Why were you interested in graduate research study at FoE?
As a teacher attempting to make meaning of everyday school life around me, I was attracted to the sociocultural work of Education theorists at FoE such as Dianne Mulcahy, Julie McLeod, Fazal Rizvi, and Johanna Wyn. In one of my subjects, ‘Diversity, Inclusion, and Transitions’, Hernan Cuervo strongly encouraged me to pursue graduate research. Still working full time as a teacher, I undertook my master’s by research under the supervision of Dianne Mulcahy and Johanna Wyn, writing my thesis Becoming boy: A/effecting identity in a Catholic boys’ school. This thesis was awarded the 2016 Freda Cohen Prize. Feeling affirmed and bolstered by a growing sense of belonging in the world of academic scholarship and research, I left teaching to undertake a PhD. This work, supervised by Dianne Mulcahy and Jane Kenway, resulted in my thesis Slow violence and nonviolence: Violence, affect, and everyday schooling.

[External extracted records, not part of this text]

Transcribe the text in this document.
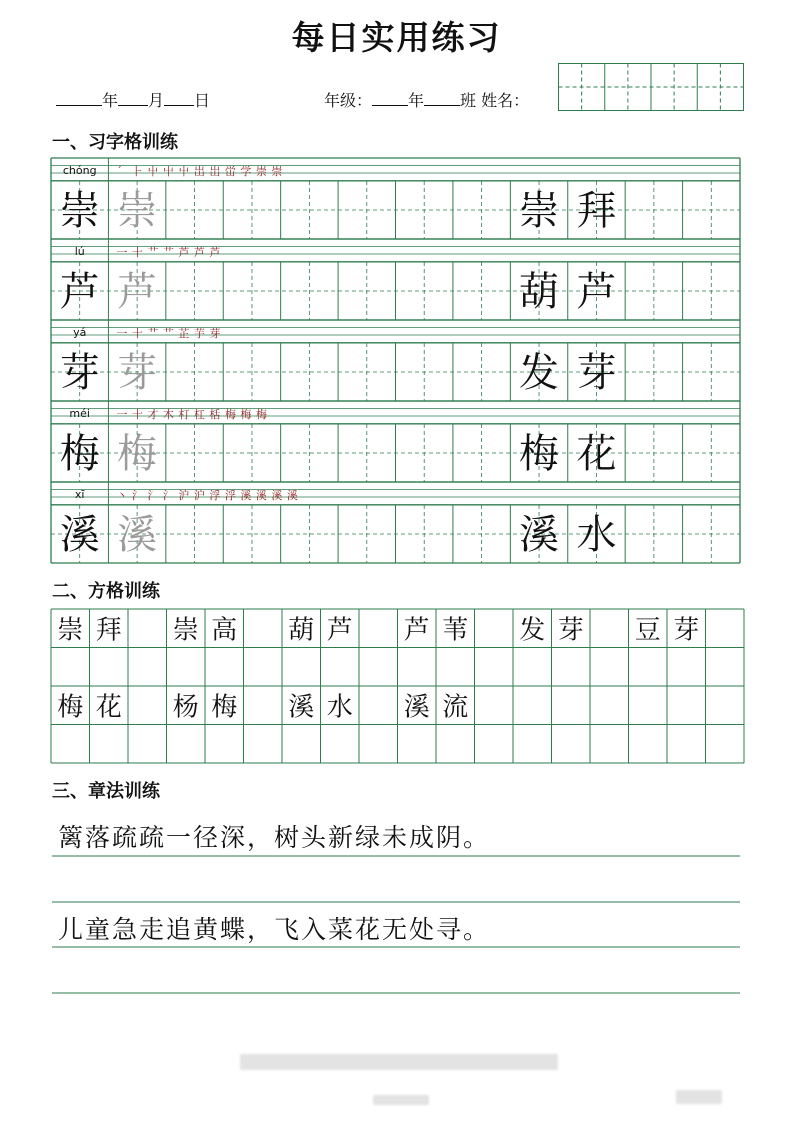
每日实用练习
年 月 日	年级： 年 班 姓名：
一、习字格训练
二、方格训练
三、章法训练
chóng ˊ ⺊ 屮 屮 屮 岀 岀 峃 学 崇 崇
崇 崇	崇 拜
lú	一 十 艹 艹 芦 芦 芦
芦 芦	葫 芦
yá	一 十 艹 艹 芷 芋 芽
芽 芽	发 芽
méi 一 十 才 木 朾 杠 栝 梅 梅 梅
梅 梅	梅 花
xī	丶 氵 氵 氵 沪 沪 浮 浮 溪 溪 溪 溪
溪 溪	溪 水
崇 拜 崇 高 葫 芦 芦 苇 发 芽 豆 芽
梅 花 杨 梅 溪 水 溪 流
篱落疏疏一径深，树头新绿未成阴。
儿童急走追黄蝶，飞入菜花无处寻。
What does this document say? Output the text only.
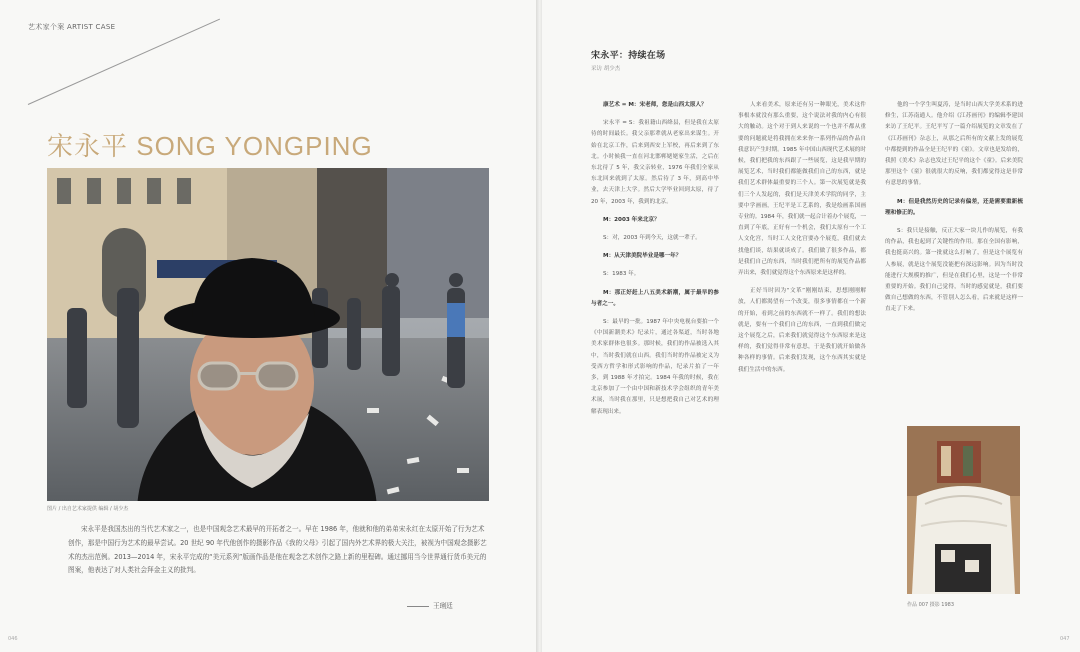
艺术家个案 ARTIST CASE
宋永平 SONG YONGPING
图片 / 出自艺术家提供 编辑 / 胡少杰
宋永平是我国杰出的当代艺术家之一，也是中国观念艺术最早的开拓者之一。早在 1986 年，他就和他的弟弟宋永红在太原开始了行为艺术创作，那是中国行为艺术的最早尝试。20 世纪 90 年代他创作的摄影作品《我的父母》引起了国内外艺术界的极大关注，被视为中国观念摄影艺术的杰出范例。2013—2014 年，宋永平完成的“美元系列”版画作品是他在观念艺术创作之路上新的里程碑。通过挪用当今世界通行货币美元的图案，他表达了对人类社会拜金主义的批判。
王琍廷
046
宋永平：持续在场
采访 胡少杰

康艺术 = M：宋老师，您是山西太原人？

宋永平 = S：我祖籍山西绛县，但是我在太原待的时间最长。我父亲那辈就从老家出来谋生。开始在北京工作，后来到西安上军校，再后来到了东北。小时候我一直在河北邯郸姥姥家生活，之后在东北待了 5 年，我父亲转业，1976 年我们全家从东北回来就到了太原。然后待了 3 年，到高中毕业，去天津上大学。然后大学毕业回到太原，待了 20 年，2003 年，我到的北京。

M：2003 年来北京？

S：对，2003 年到今天，这就一辈子。

M：从天津美院毕业是哪一年？

S：1983 年。

M：那正好赶上八五美术新潮，属于最早的参与者之一。

S：最早的一批。1987 年中央电视台要拍一个《中国新潮美术》纪录片，通过各渠道，当时各地美术家群体也很多。那时候，我们的作品被选入其中，当时我们就在山西。我们当时的作品被定义为受西方哲学和形式影响的作品，纪录片拍了一年多，到 1988 年才拍完。1984 年我的时候，我在北京参加了一个由中国和新技术学会组织的青年美术展，当时我在那里，只是想把我自己对艺术的理解表现出来。

人来看美术，原来还有另一种眼光，美术这件事根本就没有那么重要，这个说法对我的内心有很大的触动。这个对于到人来说的一个也并不都从重要的问题就是将我拥在来来你一系列作品的作品自我意识产生时期。1985 年中国山西现代艺术展的时候，我们把我的东西跟了一些展览，这是我早期的展览艺术，当时我们都能做我们自己的东西，就是我们艺术群体最重要的三个人。第一次展览就是我们三个人发起的，我们是天津美术学院的同学，主要中学画画，王纪平是工艺系的，我是绘画系国画专业的。1984 年，我们就一起合计着办个展览，一直到了年底，正好有一个机会，我们太原有一个工人文化宫，当时工人文化宫要办个展览，我们就去找他们谈，结果就谈成了。我们做了很多作品，都是我们自己的东西，当时我们把所有的展览作品都弄出来，我们就觉得这个东西原来是这样的。

正好当时因为“文革”刚刚结束，思想刚刚解放，人们都渴望有一个改变，很多事情都在一个新的开始，看到之前的东西就不一样了。我们的想法就是，要有一个我们自己的东西，一直到我们做完这个展览之后，后来我们就觉得这个东西原来是这样的，我们觉得非常有意思，于是我们就开始做各种各样的事情。后来我们发现，这个东西其实就是我们生活中的东西。

他的一个学生叫夏涛，是当时山西大学美术系的进修生，江苏南通人。他介绍《江苏画刊》的编辑李建国来访了王纪平。王纪平写了一篇介绍展览的文章发在了《江苏画刊》杂志上，从那之后所有的文献上发的展览中都提到的作品全是王纪平的《童》。文章也是发给的，我照《美术》杂志也发过王纪平的这个《童》。后来美院那里这个《童》很就很大的反响，我们都觉得这是非常有意思的事情。

M：但是我然历史的记录有偏差，还是需要重新梳理和修正的。

S：我只是接触，反正大家一块儿作的展览，有我的作品，我也起到了关键性的作用。那在全国有影响，我也挺高兴的。第一批就这么打响了，但是这个展览有人参展，就是这个展览没能把有深远影响。因为当时没能进行大规模的推广，但是在我们心里，这是一个非常重要的开始。我们自己觉得，当时的感觉就是，我们要做自己想做的东西，不管别人怎么看，后来就是这样一直走了下来。

作品 007 摄影 1983
047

What was your thesis topic? What did you find? Maybe a shortened thesis abstract
My thesis worked deliberately with the problematic topic of violence to explore how the concept of slow violence might expand existing understandings of violence in schools, and how such an expanded conceptualisation might advance a relational, practical ethics of nonviolence. It offers critical insights into violence that is usually overlooked in studies of school violence, providing a fresh way of looking at longstanding, intangible problems in schools, and imagines possible directions for future studies of slow violence and nonviolent pedagogical praxis.
Put plainly, the thesis theoretically and empirically examined the limitations of narrowly defined understandings of violence—e.g., assault, bullying, homophobia—showing how these can mean we fail to recognise and thus address violence that exceeds such limited scope. My thesis offers slow violence as a means for understanding the emergent operation and cumulative effects of violence, and advocates nonviolence as a relational and responsive ethical practice with which we might respond.
Why was this topic of interest to you?
After my master’s thesis I had initially planned to follow with a PhD study of marginalisation of masculine identities in schools. The more I read during my literature review, the more I understood the potential limitations of such a narrowed approach. In addition, the social, cultural and political context shifted significantly during this period, coalescing around what Judith Butler describes as the anti-gender ideology movement.
Taking up the lens of slow violence affords a more capacious approach, one that can take in but is not limited by gender. In my thesis, I developed the notion of slow violence as a portable, more-than-human concept untethered to any specific form of violence, humans, or places. I offer a way to examine processes of violence over time that is context-agnostic and could potentially be taken up in any educational context, to examine its accretive effects at scales ranging from the micro to macropolitical.
My approach seems to have been a generative and productive line of argument. My work on slow violence has been cited in academic literature exploring Australian and international contexts ranging across sexuality education; gender in early childhood education; gender and schooling, and gender-based violence in education, to class in higher education; English-teaching pedagogy; the unintelligibility of science education; affective school climates, and pedagogy of discomfort.
How has this topic changed your view of education?
When I look back to my initial forays into postgraduate study in Education, I now recognise I was a teacher in search of solutions. Closely examining a so-called ‘wicked problem’ like violence has really illuminated, for me, how education is complex, located across multiple disparate and often competing paradigms, underpinned by a range of differing values. For me this is why I consider that how we approach complex problems must be through nuanced responses that are specific to their contexts, and not one-size-fits-all solutions that are positioned to be universally applicable.
What are your plans having undertaken this research and how will this build on your thesis?
I have been publishing journal articles from my thesis and plan to publish the thesis as a monograph. Looking further ahead, my thesis has set me up to intricately examine longstanding problems in education (and society more broadly), and to then explore how things might be done differently. I am currently working on two smaller-scale research projects in schools, one concerned with school climate an alternative school, the other concerned with gender and school cultures in a newly co-educational school. While external factors mean it is occurring a little sooner than I had anticipated, I am in the midst of planning a larger-scale research project as I work on my application for an Australian Research Council Discovery Early Career Research Award (DECRA).
What key piece for advice would you give to a new graduate researcher in FoE?
You are surrounded by some of the best and brightest Education academics in the world. Show up for faculty events. Listen to speakers. Connect with your peers. Network with other academics. Read, but also write! Present your developing work at conferences (AARE!), at specialised symposia, at seminars, at workshops. You are immensely privileged to be part of this world: Don’t isolate yourself from the academic community, be present and immerse yourself in it. Soak up and cherish this experience, it will be over before you know it!